Frey’s team prepared randomized PEG (rPEG) via the same alkoxide-mediated ring-opening reaction that chemists use to make the conventional polymer. But they incorporated into the reaction a second monomer unit—with exactly twice the molecular weight and the same carbon-hydrogen-oxygen ratio as the original monomer—to create a mixture of branched structural isomers. Both of the monomers have the same reactivity, Frey explains. “They are incorporated into the chain at the same rate, which means we have an ideally randomized system.”
As a structural isomer of the original PEG polymer, rPEG should have the same stabilizing and solubilizing effect. But, because rPEG’s polymer chain is interrupted by random branches, the immune system is in theory unlikely to recognize and react to it.

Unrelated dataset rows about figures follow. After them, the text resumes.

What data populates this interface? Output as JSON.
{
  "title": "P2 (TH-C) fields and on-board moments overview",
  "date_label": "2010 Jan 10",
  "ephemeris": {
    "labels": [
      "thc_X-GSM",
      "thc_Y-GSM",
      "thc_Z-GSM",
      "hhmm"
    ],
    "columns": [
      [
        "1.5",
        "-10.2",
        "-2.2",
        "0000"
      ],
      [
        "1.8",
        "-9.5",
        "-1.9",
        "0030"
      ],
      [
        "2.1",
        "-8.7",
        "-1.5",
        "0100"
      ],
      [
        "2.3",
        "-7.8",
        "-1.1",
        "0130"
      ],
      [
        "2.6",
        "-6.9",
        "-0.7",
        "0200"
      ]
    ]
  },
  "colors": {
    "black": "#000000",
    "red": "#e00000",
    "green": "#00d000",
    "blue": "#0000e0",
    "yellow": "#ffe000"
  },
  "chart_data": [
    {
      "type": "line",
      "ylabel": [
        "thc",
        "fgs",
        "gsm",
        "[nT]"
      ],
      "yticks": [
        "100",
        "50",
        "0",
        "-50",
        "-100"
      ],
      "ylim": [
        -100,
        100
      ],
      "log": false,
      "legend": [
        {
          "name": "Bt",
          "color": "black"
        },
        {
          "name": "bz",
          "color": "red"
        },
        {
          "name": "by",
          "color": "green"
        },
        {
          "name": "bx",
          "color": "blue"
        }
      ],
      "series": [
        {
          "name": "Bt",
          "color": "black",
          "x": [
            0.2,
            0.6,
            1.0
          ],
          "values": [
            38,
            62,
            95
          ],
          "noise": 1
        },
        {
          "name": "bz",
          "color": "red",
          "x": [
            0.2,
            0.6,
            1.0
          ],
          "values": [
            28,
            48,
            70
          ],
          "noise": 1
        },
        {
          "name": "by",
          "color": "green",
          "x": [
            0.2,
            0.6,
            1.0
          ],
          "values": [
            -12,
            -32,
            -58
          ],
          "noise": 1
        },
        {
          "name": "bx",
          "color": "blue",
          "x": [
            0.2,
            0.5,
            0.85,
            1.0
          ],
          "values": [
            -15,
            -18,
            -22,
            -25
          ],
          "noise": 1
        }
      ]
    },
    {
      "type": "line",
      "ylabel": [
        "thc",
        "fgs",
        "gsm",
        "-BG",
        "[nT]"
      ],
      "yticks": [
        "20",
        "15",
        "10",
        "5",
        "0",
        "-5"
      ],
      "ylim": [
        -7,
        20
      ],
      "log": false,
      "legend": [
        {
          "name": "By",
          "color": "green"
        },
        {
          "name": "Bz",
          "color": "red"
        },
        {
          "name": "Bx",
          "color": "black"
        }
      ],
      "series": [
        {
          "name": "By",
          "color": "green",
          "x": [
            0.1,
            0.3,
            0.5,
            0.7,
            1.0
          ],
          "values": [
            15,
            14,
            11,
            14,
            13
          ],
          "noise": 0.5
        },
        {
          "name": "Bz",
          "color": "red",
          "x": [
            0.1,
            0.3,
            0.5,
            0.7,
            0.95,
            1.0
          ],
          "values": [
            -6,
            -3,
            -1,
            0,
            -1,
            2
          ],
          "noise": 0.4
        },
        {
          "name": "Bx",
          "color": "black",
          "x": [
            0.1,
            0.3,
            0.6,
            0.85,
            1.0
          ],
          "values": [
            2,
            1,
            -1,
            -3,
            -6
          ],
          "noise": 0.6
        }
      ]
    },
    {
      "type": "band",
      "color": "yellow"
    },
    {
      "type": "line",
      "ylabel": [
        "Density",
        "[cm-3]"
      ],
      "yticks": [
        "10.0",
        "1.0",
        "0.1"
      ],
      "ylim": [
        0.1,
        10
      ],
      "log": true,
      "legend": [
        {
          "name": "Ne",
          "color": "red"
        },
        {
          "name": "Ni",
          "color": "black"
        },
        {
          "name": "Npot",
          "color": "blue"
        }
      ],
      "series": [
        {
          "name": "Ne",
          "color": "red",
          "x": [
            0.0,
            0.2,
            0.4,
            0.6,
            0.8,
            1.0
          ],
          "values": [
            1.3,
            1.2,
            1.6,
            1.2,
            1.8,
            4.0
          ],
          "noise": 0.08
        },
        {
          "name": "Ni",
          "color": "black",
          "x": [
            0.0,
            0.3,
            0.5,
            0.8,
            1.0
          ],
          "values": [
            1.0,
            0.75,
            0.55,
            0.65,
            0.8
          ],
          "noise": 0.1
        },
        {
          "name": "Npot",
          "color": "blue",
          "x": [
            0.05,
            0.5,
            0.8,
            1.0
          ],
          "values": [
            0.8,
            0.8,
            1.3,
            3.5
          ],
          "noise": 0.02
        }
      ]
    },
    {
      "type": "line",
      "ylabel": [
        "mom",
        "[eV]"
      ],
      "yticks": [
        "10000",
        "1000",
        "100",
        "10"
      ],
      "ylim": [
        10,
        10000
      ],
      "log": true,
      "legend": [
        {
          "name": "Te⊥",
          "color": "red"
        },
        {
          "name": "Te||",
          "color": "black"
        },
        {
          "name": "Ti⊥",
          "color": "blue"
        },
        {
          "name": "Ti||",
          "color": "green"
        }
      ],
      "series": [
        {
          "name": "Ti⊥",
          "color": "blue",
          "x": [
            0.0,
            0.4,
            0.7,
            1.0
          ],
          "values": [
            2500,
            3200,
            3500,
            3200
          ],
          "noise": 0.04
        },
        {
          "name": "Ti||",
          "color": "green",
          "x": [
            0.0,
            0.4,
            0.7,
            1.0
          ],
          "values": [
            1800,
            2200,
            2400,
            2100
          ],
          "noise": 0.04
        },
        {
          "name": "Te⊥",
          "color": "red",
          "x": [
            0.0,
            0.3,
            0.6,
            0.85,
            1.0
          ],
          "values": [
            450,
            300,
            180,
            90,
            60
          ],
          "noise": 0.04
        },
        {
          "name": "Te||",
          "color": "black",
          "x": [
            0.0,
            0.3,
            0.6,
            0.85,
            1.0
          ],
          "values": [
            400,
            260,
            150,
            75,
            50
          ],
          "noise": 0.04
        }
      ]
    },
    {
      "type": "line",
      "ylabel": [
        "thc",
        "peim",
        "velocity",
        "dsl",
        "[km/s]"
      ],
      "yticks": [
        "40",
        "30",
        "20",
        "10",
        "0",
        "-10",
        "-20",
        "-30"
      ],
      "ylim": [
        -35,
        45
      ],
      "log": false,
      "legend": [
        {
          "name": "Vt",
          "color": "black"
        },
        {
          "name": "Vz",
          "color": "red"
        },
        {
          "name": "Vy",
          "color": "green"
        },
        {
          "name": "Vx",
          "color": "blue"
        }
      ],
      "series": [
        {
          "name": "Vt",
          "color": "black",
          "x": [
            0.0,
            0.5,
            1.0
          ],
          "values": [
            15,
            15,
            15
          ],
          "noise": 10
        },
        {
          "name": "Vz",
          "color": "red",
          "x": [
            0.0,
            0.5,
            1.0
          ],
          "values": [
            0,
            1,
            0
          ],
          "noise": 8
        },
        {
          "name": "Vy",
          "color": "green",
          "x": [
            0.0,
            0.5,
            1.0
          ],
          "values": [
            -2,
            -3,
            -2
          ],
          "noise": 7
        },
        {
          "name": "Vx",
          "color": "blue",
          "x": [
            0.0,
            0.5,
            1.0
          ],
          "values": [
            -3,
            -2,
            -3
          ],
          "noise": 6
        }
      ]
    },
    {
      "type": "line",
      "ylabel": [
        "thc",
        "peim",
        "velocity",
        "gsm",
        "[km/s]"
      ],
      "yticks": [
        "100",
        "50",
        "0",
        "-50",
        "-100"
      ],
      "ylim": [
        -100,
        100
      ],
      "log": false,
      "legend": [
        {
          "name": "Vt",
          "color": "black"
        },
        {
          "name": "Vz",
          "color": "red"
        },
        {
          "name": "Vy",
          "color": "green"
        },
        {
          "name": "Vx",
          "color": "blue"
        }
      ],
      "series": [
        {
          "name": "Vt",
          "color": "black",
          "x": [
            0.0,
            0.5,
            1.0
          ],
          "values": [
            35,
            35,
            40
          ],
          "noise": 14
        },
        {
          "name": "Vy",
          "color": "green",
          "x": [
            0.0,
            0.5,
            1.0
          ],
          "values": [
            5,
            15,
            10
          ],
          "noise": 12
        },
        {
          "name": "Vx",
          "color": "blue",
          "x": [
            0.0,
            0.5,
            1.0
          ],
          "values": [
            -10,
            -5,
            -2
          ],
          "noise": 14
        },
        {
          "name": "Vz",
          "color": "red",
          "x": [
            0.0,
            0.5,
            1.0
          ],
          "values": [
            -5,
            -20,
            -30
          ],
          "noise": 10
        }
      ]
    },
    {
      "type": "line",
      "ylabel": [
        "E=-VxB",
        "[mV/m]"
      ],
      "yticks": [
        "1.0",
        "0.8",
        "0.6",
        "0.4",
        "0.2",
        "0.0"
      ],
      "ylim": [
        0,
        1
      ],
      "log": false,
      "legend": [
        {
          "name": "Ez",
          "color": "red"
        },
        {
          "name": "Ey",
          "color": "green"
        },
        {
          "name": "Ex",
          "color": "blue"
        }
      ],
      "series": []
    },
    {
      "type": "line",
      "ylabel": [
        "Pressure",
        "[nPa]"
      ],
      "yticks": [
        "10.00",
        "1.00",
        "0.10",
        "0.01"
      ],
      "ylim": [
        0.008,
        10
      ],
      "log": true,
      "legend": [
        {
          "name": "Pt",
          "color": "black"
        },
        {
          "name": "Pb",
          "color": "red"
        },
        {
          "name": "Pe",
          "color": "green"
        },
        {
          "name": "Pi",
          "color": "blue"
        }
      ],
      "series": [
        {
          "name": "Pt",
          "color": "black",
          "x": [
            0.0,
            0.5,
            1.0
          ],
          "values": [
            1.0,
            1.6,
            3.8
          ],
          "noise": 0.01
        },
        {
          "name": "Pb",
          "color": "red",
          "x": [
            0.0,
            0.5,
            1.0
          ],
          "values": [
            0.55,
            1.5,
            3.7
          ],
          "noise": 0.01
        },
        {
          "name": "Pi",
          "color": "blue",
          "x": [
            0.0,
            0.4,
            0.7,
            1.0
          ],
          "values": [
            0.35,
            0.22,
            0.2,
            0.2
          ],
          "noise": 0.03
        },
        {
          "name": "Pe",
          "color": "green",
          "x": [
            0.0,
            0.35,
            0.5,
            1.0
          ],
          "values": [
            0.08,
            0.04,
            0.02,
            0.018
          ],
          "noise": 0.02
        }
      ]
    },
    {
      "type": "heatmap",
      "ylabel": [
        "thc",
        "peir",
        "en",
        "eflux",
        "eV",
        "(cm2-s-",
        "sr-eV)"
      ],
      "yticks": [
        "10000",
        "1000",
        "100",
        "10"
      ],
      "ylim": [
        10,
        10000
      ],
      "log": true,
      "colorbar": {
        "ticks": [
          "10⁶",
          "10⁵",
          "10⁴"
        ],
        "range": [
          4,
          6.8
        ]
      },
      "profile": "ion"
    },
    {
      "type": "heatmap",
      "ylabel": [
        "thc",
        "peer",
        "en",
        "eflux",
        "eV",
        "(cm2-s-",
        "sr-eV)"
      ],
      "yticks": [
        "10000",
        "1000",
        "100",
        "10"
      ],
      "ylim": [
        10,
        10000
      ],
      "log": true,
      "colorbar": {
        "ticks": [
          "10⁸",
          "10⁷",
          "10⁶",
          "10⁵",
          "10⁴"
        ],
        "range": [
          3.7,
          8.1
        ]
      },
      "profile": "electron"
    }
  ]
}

The similarity to the existing manufacturing process also means rPEG should prove comparatively straightforward to scale up, adds Frey. His team is already working with specialty chemical manufacturer Evonik to ramp up production.
Nanomedicine specialist Cristina Fornaguera at University Ramon Llull found the team’s approach novel and innovative but believes several questions remain unanswered around the polymer’s long-term behavior in biological systems. “Using a non-conventional PEG is interesting in the sense that the population does not yet have APAs, so this PEG will not be immunogenic in the first instance. However, what will happen with repeated exposure?” she asks. “In addition, no experiments were performed in animals so the conclusion that these polymers will be less allergenic than current available PEGs might be somewhat premature,” she adds.
Frey’s team is already working on a mouse model to validate the immune properties of rPEG. “We believe it is unlikely [that someone would develop an immune response] because the statistics within the chain make it very, very difficult for an antibody to find something it can specifically bind to—there is no regular sequence,” he says.